EOS - conditio sine Kwanon...
Tylko kolesie twierdzili, że wywołali zdjęcia bez odszumiania, a że szum z Alfy po skalowaniu w dół im zmalał i dzięki temu między nią a Nikonem nie ma różnicy.
Fakt-faktem - przy owym pomniejszeniu szum faktycznie nieco maleje, na 100% wygląda toto tak:
Ostatnio edytowane przez czornyj ; 12-11-2008 o 01:46
Mogło tak być - oczywiście bez wiedzy "kolesiów".
Wiadomo, że żeby dobrze zmniejszyć zdjęcie i nie dostać mory, trzeba je potraktować filtrem dolnoprzepustowym dopasowanym do rozmiaru po pomniejszeniu.
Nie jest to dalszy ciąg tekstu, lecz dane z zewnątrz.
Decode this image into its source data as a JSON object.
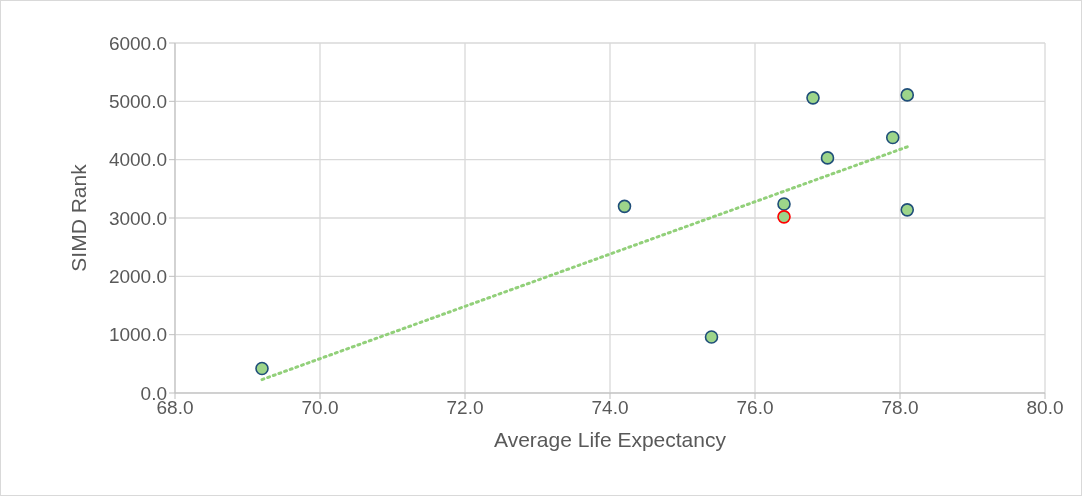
{
  "chart_data": {
    "type": "scatter",
    "xlabel": "Average Life Expectancy",
    "ylabel": "SIMD Rank",
    "xlim": [
      68,
      80
    ],
    "ylim": [
      0,
      6000
    ],
    "xticks": [
      {
        "value": 68,
        "label": "68.0"
      },
      {
        "value": 70,
        "label": "70.0"
      },
      {
        "value": 72,
        "label": "72.0"
      },
      {
        "value": 74,
        "label": "74.0"
      },
      {
        "value": 76,
        "label": "76.0"
      },
      {
        "value": 78,
        "label": "78.0"
      },
      {
        "value": 80,
        "label": "80.0"
      }
    ],
    "yticks": [
      {
        "value": 0,
        "label": "0.0"
      },
      {
        "value": 1000,
        "label": "1000.0"
      },
      {
        "value": 2000,
        "label": "2000.0"
      },
      {
        "value": 3000,
        "label": "3000.0"
      },
      {
        "value": 4000,
        "label": "4000.0"
      },
      {
        "value": 5000,
        "label": "5000.0"
      },
      {
        "value": 6000,
        "label": "6000.0"
      }
    ],
    "grid": true,
    "legend": false,
    "marker": "circle",
    "series": [
      {
        "color": "#9dd58a",
        "x": [
          69.2,
          74.2,
          75.4,
          76.4,
          76.8,
          77.0,
          77.9,
          78.1,
          78.1
        ],
        "values": [
          420,
          3200,
          960,
          3240,
          5060,
          4030,
          4380,
          5110,
          3140
        ]
      },
      {
        "color": "#ff0000",
        "x": [
          76.4
        ],
        "values": [
          3020
        ]
      },
      {
        "type": "line",
        "marker": "none",
        "line_style": "dotted",
        "color": "#92d07a",
        "x": [
          69.2,
          78.1
        ],
        "values": [
          230,
          4220
        ]
      }
    ]
  }
}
Nie wiem, czym było pomniejszane to zdjęcie, ale owo filtrowanie mogło i zredukować szum.
Jak zresztą popatrzeć na całe zdjęcia _11 i _13 z googla, to widać, że to pierwsze (czyli z Alfy) jest bardziej rozmyte.
Ale jak tak się czepiam tylko z szacunku dla prawdy![]()
Pozdrawiam!
EOS - conditio sine Kwanon...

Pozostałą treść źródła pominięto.